A los recién llegados de la
Isla se les juzga, tanto de un bando como de otro
Inmigrantes cubanos
La político-fobia de los nuevos cubanos en Miami
Por José Hugo Fernández | La Habana, Cuba
Otra de esas raras circunstancias en que parecen estar de acuerdo los enemigos y los cómplices de la dictadura cubana, resulta apreciable por estos días en Miami. Se trata de la manera en que juzgan políticamente a los representantes de las últimas camadas de emigrantes que han llegado desde la Isla.
Para los adversarios más radicales y apasionados del régimen –pertenecientes por lo general a lo que llaman el “exilio histórico”–, los nuevos emigrantes constituyen una representación bochornosa de Cuba en Estados Unidos. En tanto, los simpatizantes o compinches de la dictadura se quejan de su apatía o indolencia ante las cuestiones de política pública, muy especialmente aquellas que –desde su perspectiva– son beneficiosas para nuestro país. Ambos reprueban a los recién llegados. Y ambos creen tener sus buenas razones para hacerlo.
Según los primeros, estos nuevos emigrantes incurren en ingratitud hacia Estados Unidos y traicionan la vertical posición del exilio cubano, violentando incluso las leyes de emigración que los acogen, toda vez que apenas se ven instalados en Miami, se dedican a viajar a Cuba para burlar el embargo y “llevarle dólares al régimen”. También les ofende que no repudien a las delegaciones oficiales de la Isla que pasan por allá, y, en fin, que no se comporten como ellos entienden que deben comportarse los que se han ido del país.
En cambio, a los colaboradores de nuestra dictadura les contraría que estos emigrantes no se tomen en serio sus afanes por conseguir el pleno reconocimiento político del régimen y su plena reconciliación económica con Estados Unidos, más aún cuando son jóvenes en mayoría, así que supuestamente ajenos a las viejas frustraciones, dolores y rencores del exilio histórico.
Convergen dos extremos.
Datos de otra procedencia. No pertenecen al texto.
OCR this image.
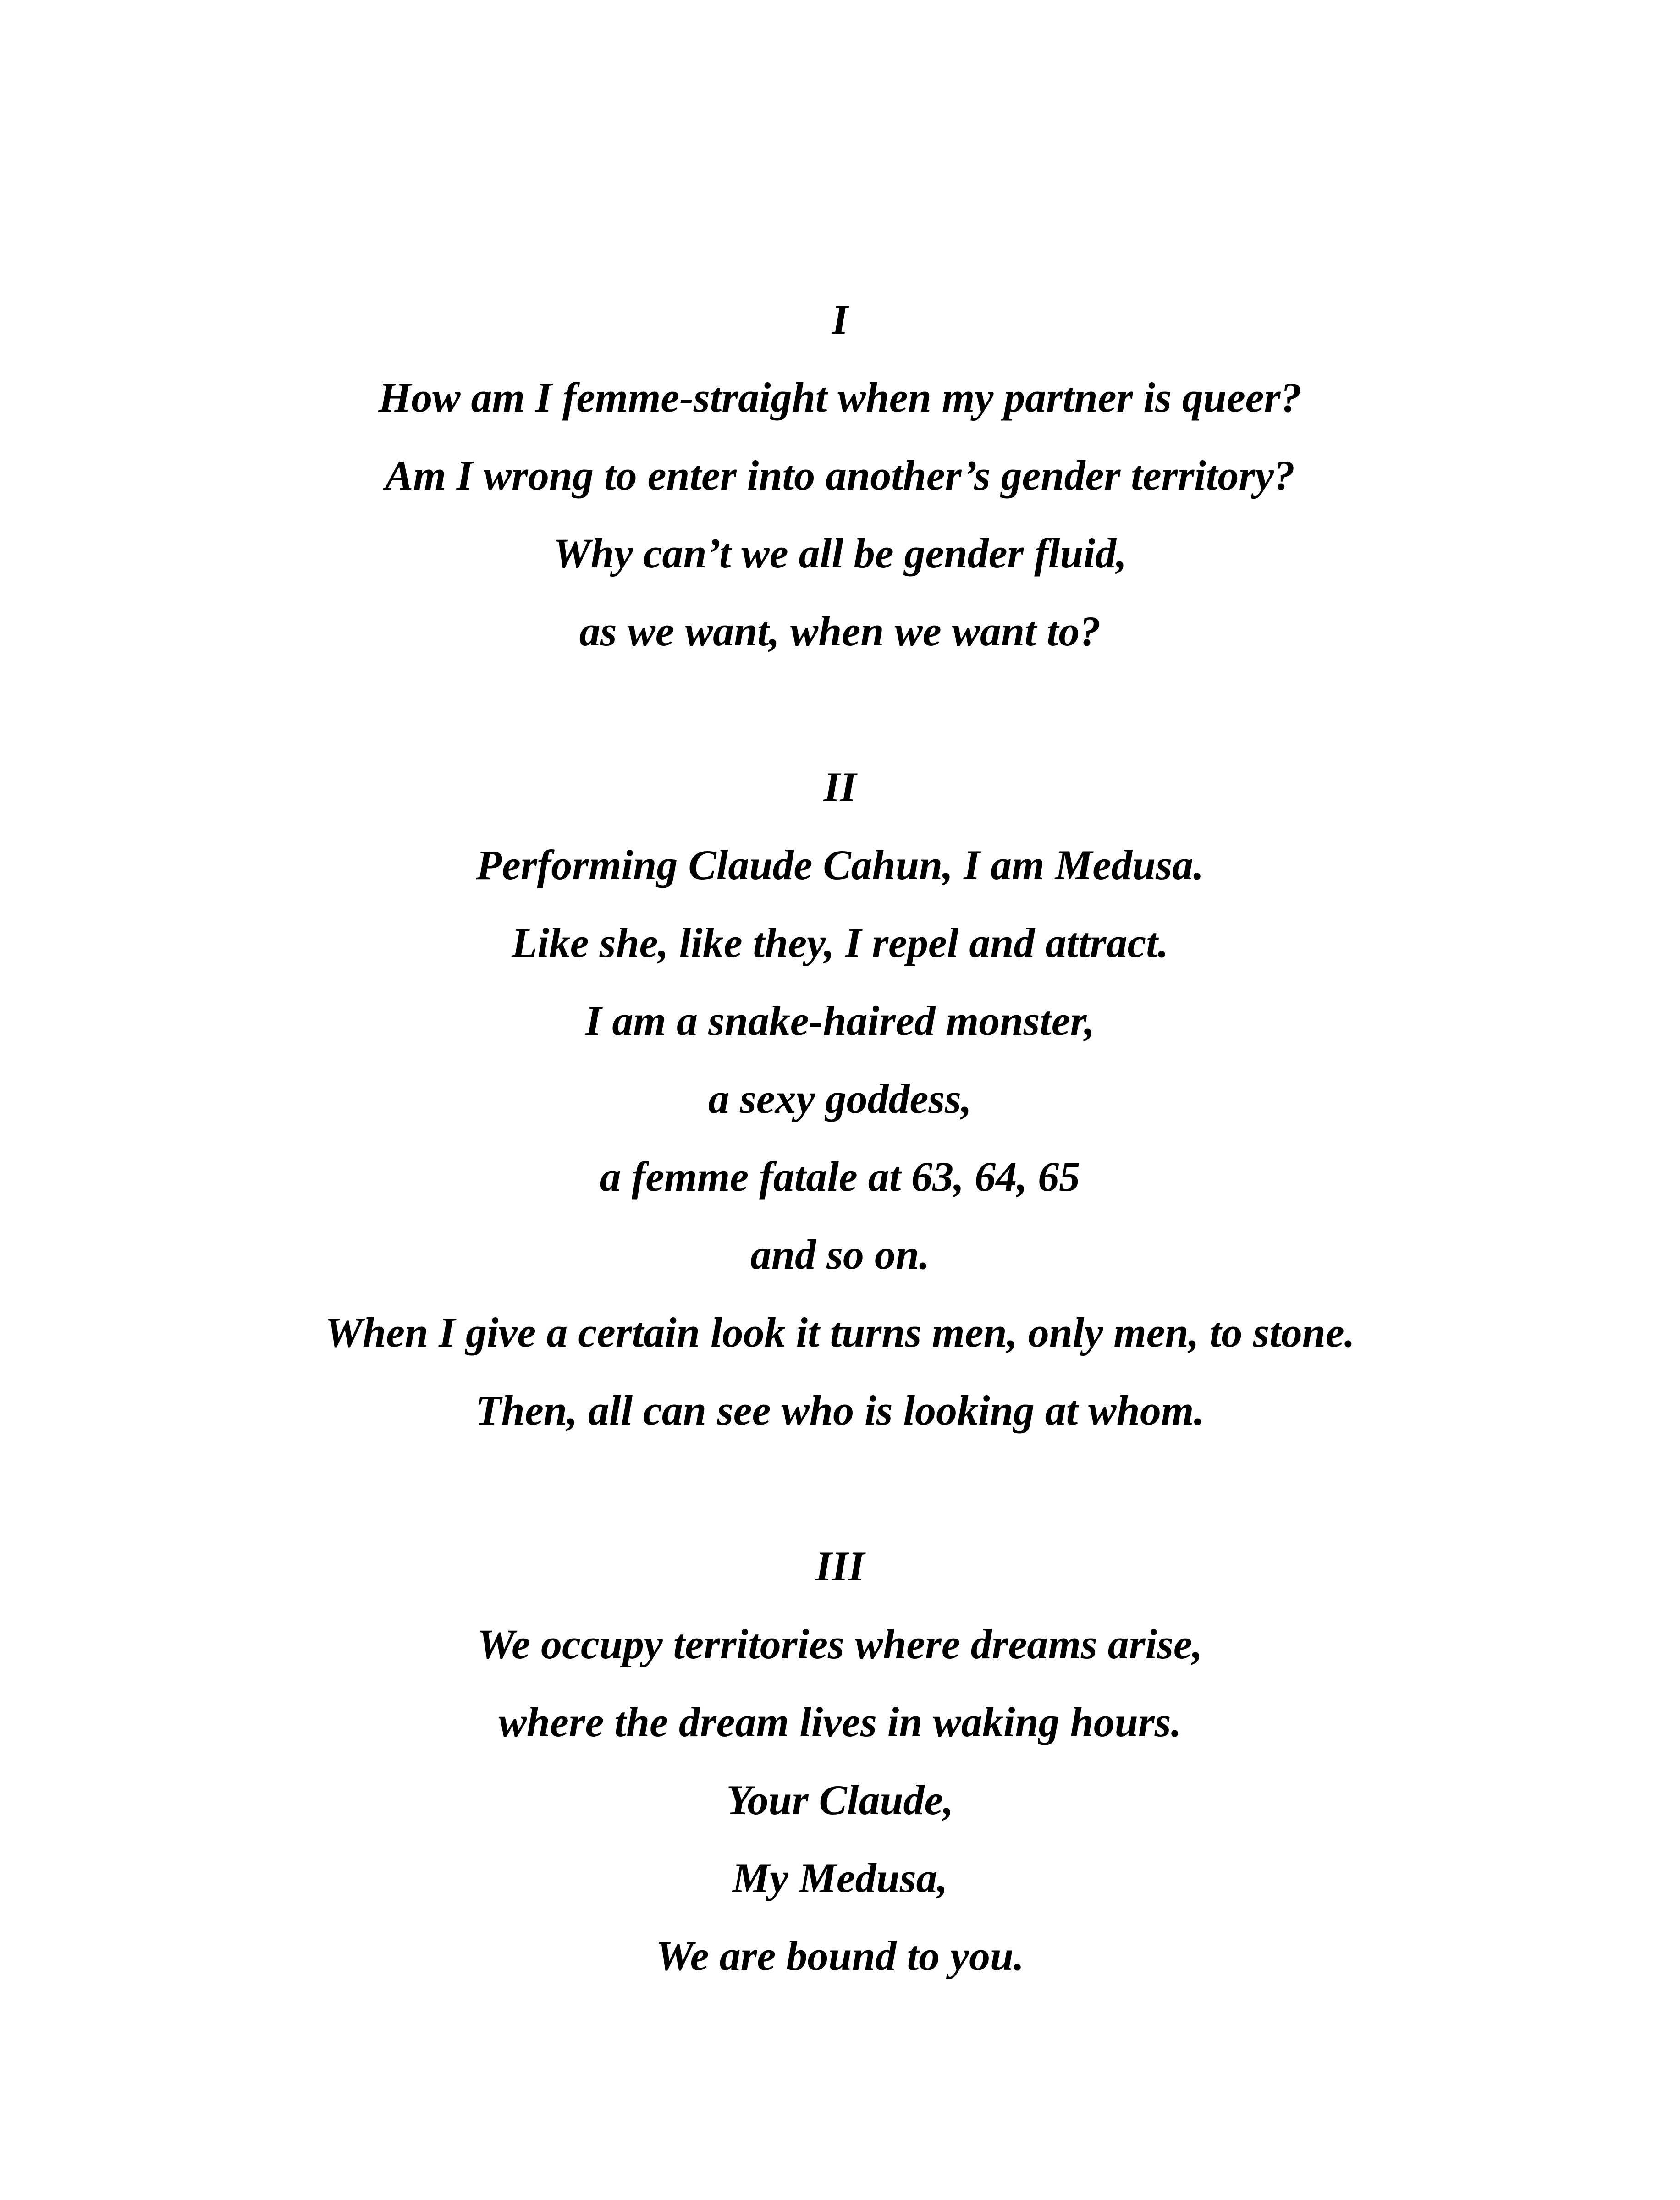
I
How am I femme-straight when my partner is queer?
Am I wrong to enter into another’s gender territory?
Why can’t we all be gender fluid,
as we want, when we want to?
II
Performing Claude Cahun, I am Medusa.
Like she, like they, I repel and attract.
I am a snake-haired monster,
a sexy goddess,
a femme fatale at 63, 64, 65
and so on.
When I give a certain look it turns men, only men, to stone.
Then, all can see who is looking at whom.
III
We occupy territories where dreams arise,
where the dream lives in waking hours.
Your Claude,
My Medusa,
We are bound to you.
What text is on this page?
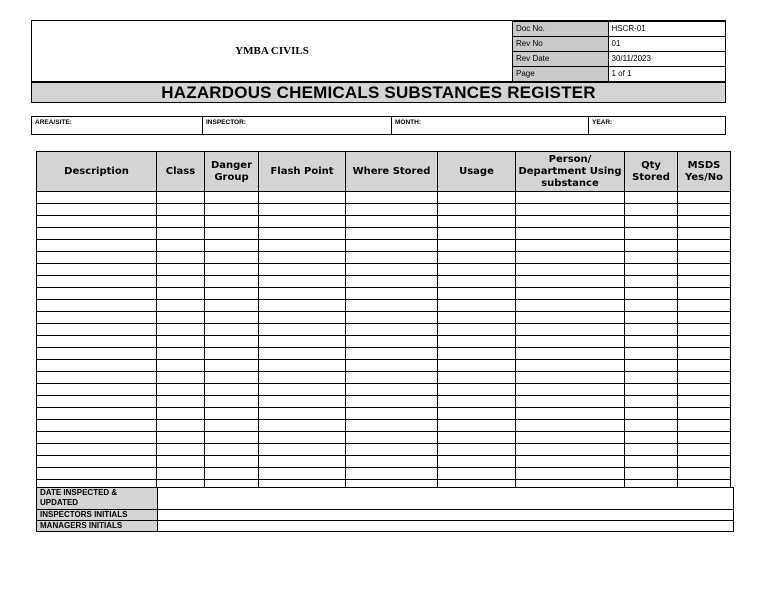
YMBA CIVILS
Doc No.	HSCR-01
Rev No	01
Rev Date	30/11/2023
Page	1 of 1
HAZARDOUS CHEMICALS SUBSTANCES REGISTER
AREA/SITE:	INSPECTOR:	MONTH:	YEAR:
Description	Class	Danger Group	Flash Point	Where Stored	Usage	Person/ Department Using substance	Qty Stored	MSDS Yes/No

DATE INSPECTED & UPDATED	
INSPECTORS INITIALS	
MANAGERS INITIALS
Y por lo visto, los dos están pasando por alto lo esencial del fenómeno, o sea que estos nuevos emigrantes son un producto neto del fidelismo, así que debido a sus múltiples exigüidades –de la conciencia, de la civilidad, del cerebro y del espíritu–, padecen político-fobia aguda.
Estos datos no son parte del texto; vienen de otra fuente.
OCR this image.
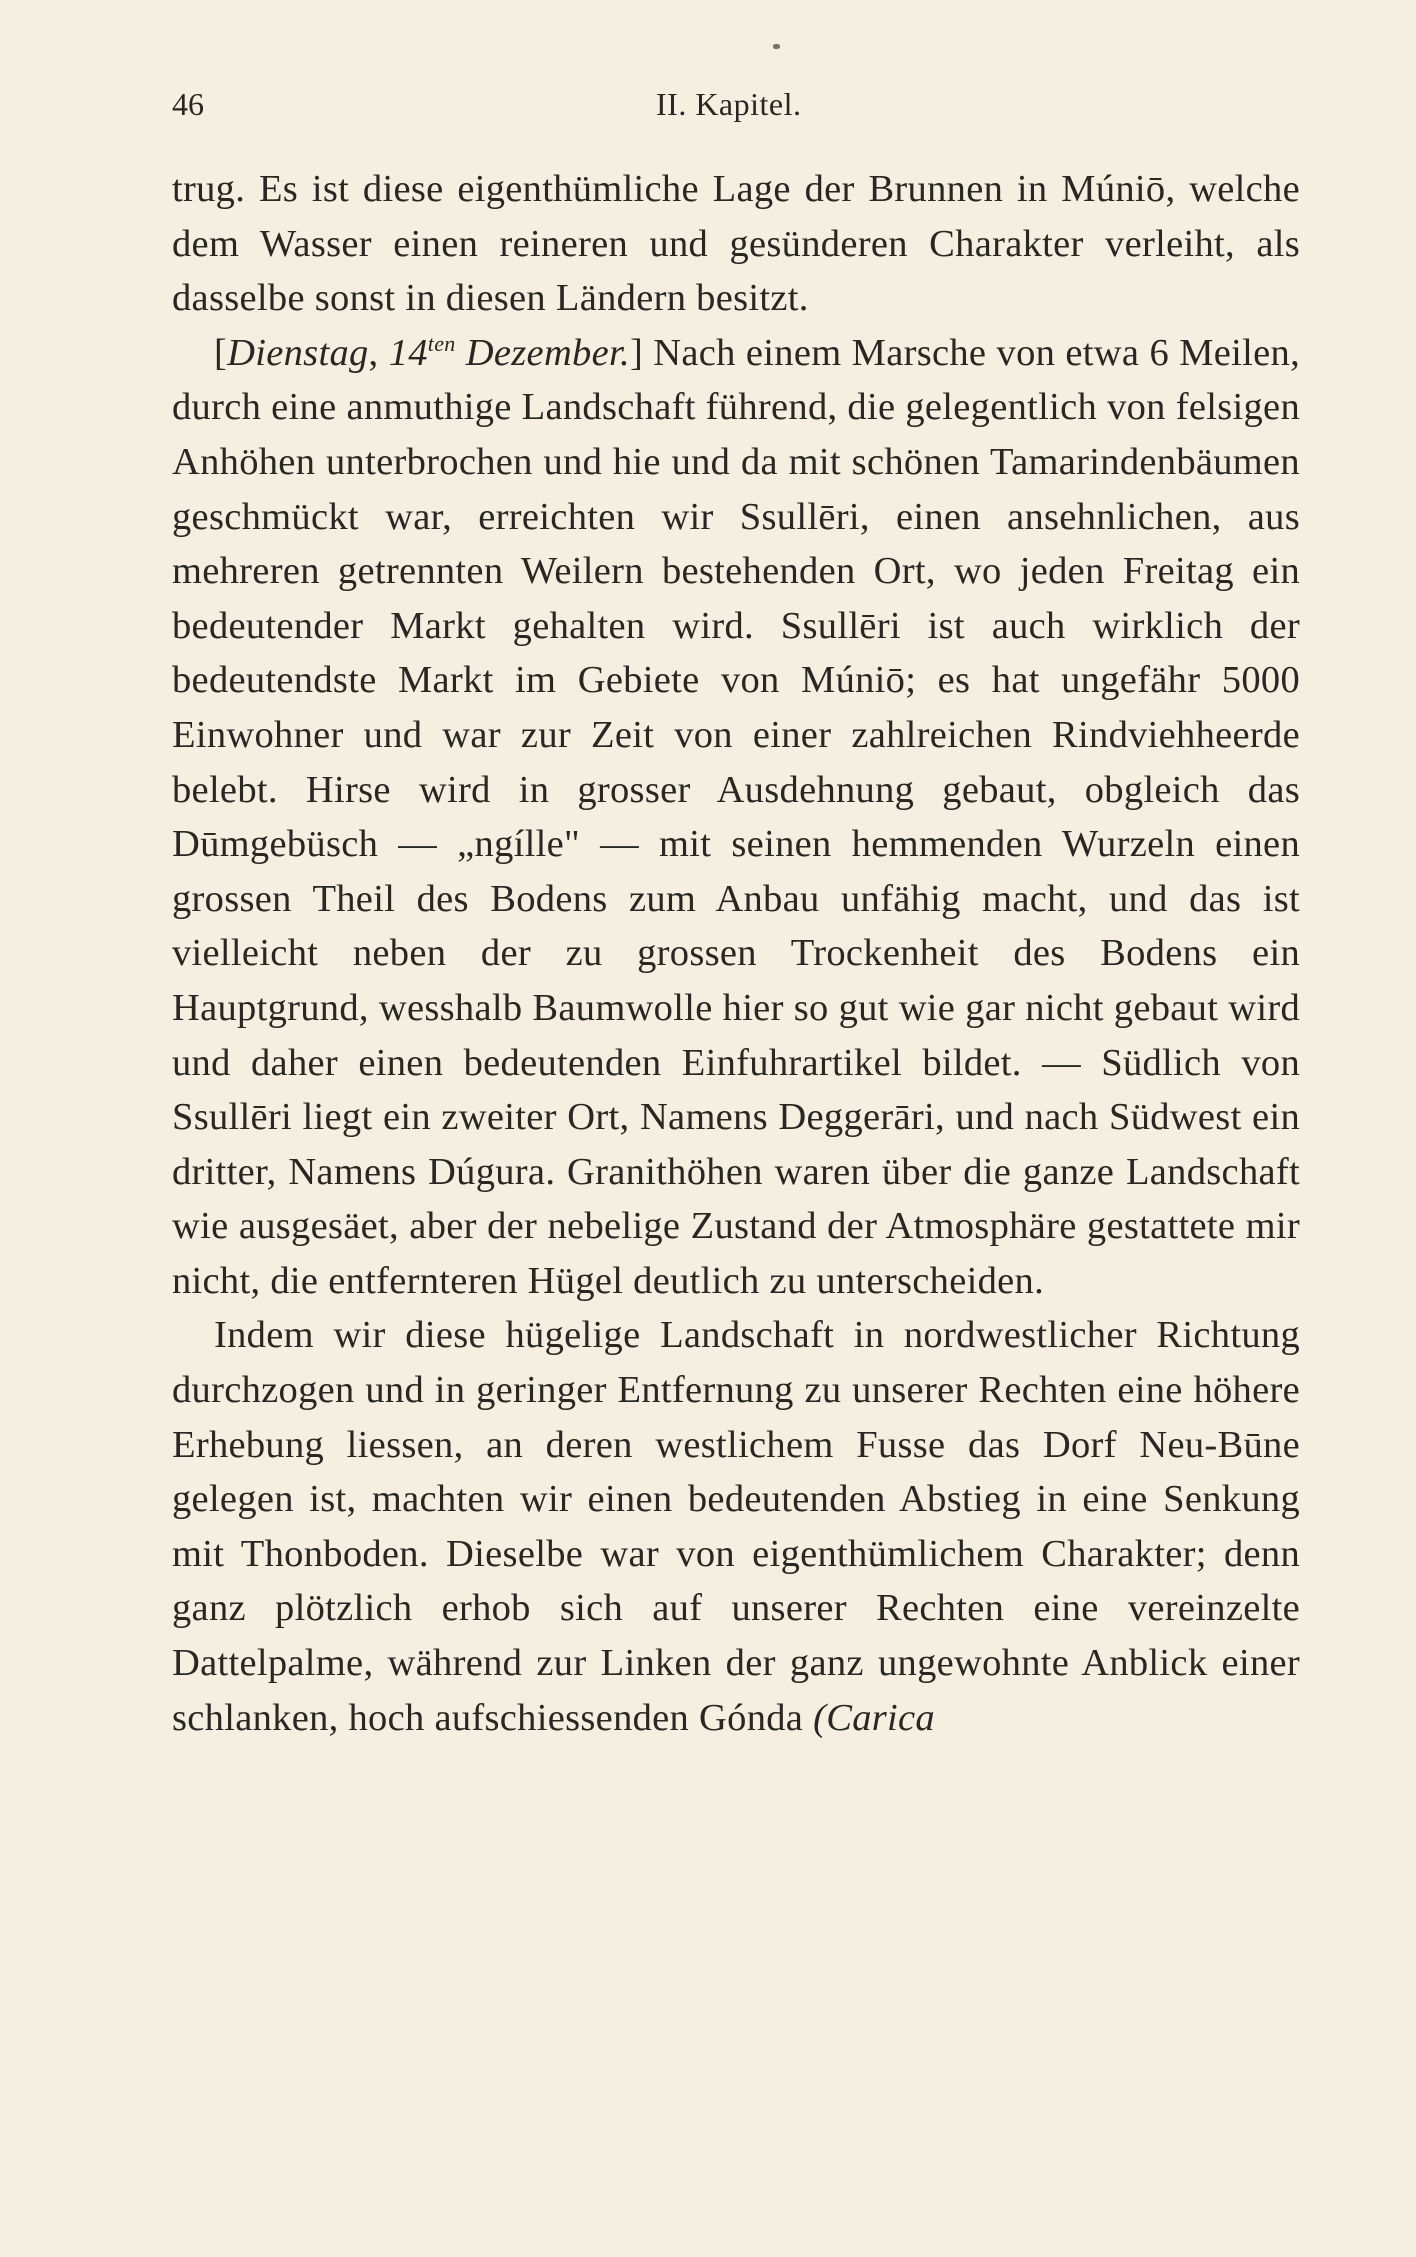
46	II. Kapitel.

trug. Es ist diese eigenthümliche Lage der Brunnen in Múniō, welche dem Wasser einen reineren und gesünderen Charakter verleiht, als dasselbe sonst in diesen Ländern besitzt.

[Dienstag, $14^{ten}$ Dezember.] Nach einem Marsche von etwa 6 Meilen, durch eine anmuthige Landschaft führend, die gelegentlich von felsigen Anhöhen unterbrochen und hie und da mit schönen Tamarindenbäumen geschmückt war, erreichten wir Ssullēri, einen ansehnlichen, aus mehreren getrennten Weilern bestehenden Ort, wo jeden Freitag ein bedeutender Markt gehalten wird. Ssullēri ist auch wirklich der bedeutendste Markt im Gebiete von Múniō; es hat ungefähr 5000 Einwohner und war zur Zeit von einer zahlreichen Rindviehheerde belebt. Hirse wird in grosser Ausdehnung gebaut, obgleich das Dūmgebüsch — „ngílle" — mit seinen hemmenden Wurzeln einen grossen Theil des Bodens zum Anbau unfähig macht, und das ist vielleicht neben der zu grossen Trockenheit des Bodens ein Hauptgrund, wesshalb Baumwolle hier so gut wie gar nicht gebaut wird und daher einen bedeutenden Einfuhrartikel bildet. — Südlich von Ssullēri liegt ein zweiter Ort, Namens Deggerāri, und nach Südwest ein dritter, Namens Dúgura. Granithöhen waren über die ganze Landschaft wie ausgesäet, aber der nebelige Zustand der Atmosphäre gestattete mir nicht, die entfernteren Hügel deutlich zu unterscheiden.

Indem wir diese hügelige Landschaft in nordwestlicher Richtung durchzogen und in geringer Entfernung zu unserer Rechten eine höhere Erhebung liessen, an deren westlichem Fusse das Dorf Neu-Būne gelegen ist, machten wir einen bedeutenden Abstieg in eine Senkung mit Thonboden. Dieselbe war von eigenthümlichem Charakter; denn ganz plötzlich erhob sich auf unserer Rechten eine vereinzelte Dattelpalme, während zur Linken der ganz ungewohnte Anblick einer schlanken, hoch aufschiessenden Gónda (Carica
No quieren saber de otra cosa que no sea la solución o el remedio de sus más elementales necesidades materiales. La vida, llamémosle así, no les ha dado la oportunidad de pensar en nada más, o de pensar sin más. Sufren abulia congénita porque así los engendró el sistema, así los quiso para su provecho, sin prever siquiera que algún día el Frankestein pudiera pararse y andar con sus piernas.
Hay excepciones, y no son pocas, pero en términos generales, sobre todo a los más jóvenes, la política les resulta una carga opresiva, extenuante e inútil. Como nunca recibieron formación de ciudadanos comunes, sino de esclavos, no conciben perder el tiempo en asuntos de interés público. No piensan –en materia ideológica ni en casi ninguna otra materia– porque les enseñaron desde niños que resulta más cómodo atenerse a lo que otros piensen por ellos. Así de simple.
Son víctimas de un implacable proceso de robotización que les hizo inocentes al vaciarlos por dentro, lo cual explica (aunque no necesariamente justifique) esa especie de estulticia crónica y generalizada que exhiben hoy, no como un vicio sin remedio, según afirman sus detractores, sino como resultado de la incapacidad para discurrir al margen del programa, desde su inocencia de androides.
Creo que es erróneo pensar que esta pobre gente no ha padecido tantos dolores y frustraciones como los miembros del exilio histórico. En todo caso, sus frustraciones y dolores son otros, pero tienen el mismo origen, y no les acarrearon menores pérdidas. Hasta es posible que abunden los ejemplos en que las hayan sufrido con mayor rigor. De hecho, sufrieron siempre, y muchos sufren todavía, lo que un gran poeta calificó como el peor de los pecados humanos: no ser feliz. A ellos no se les permitió, ni por una sola vez, conocer la felicidad.
Entonces tal vez sea hora de que nos pongamos todos realmente de acuerdo, pero para dejarlos en paz, permitiéndoles que conozcan y disfruten la felicidad en un mundo libre. Aunque tengan que empezar de cero, como si acabaran de nacer.
ACERCA DEL AUTOR
José Hugo Fernández es autor, entre otras obras, de las novelas El clan de los suicidas, Los crímenes de Aurika, Las mariposas no aletean los sábados y Parábola de Belén con los Pastores, así como de los libros de cuentos La isla de los mirlos negros y Yo que fui tranvía del deseo, y del libro de crónicas Siluetas contra el muro. Reside en La Habana, donde trabaja como periodista independiente desde el año 1993.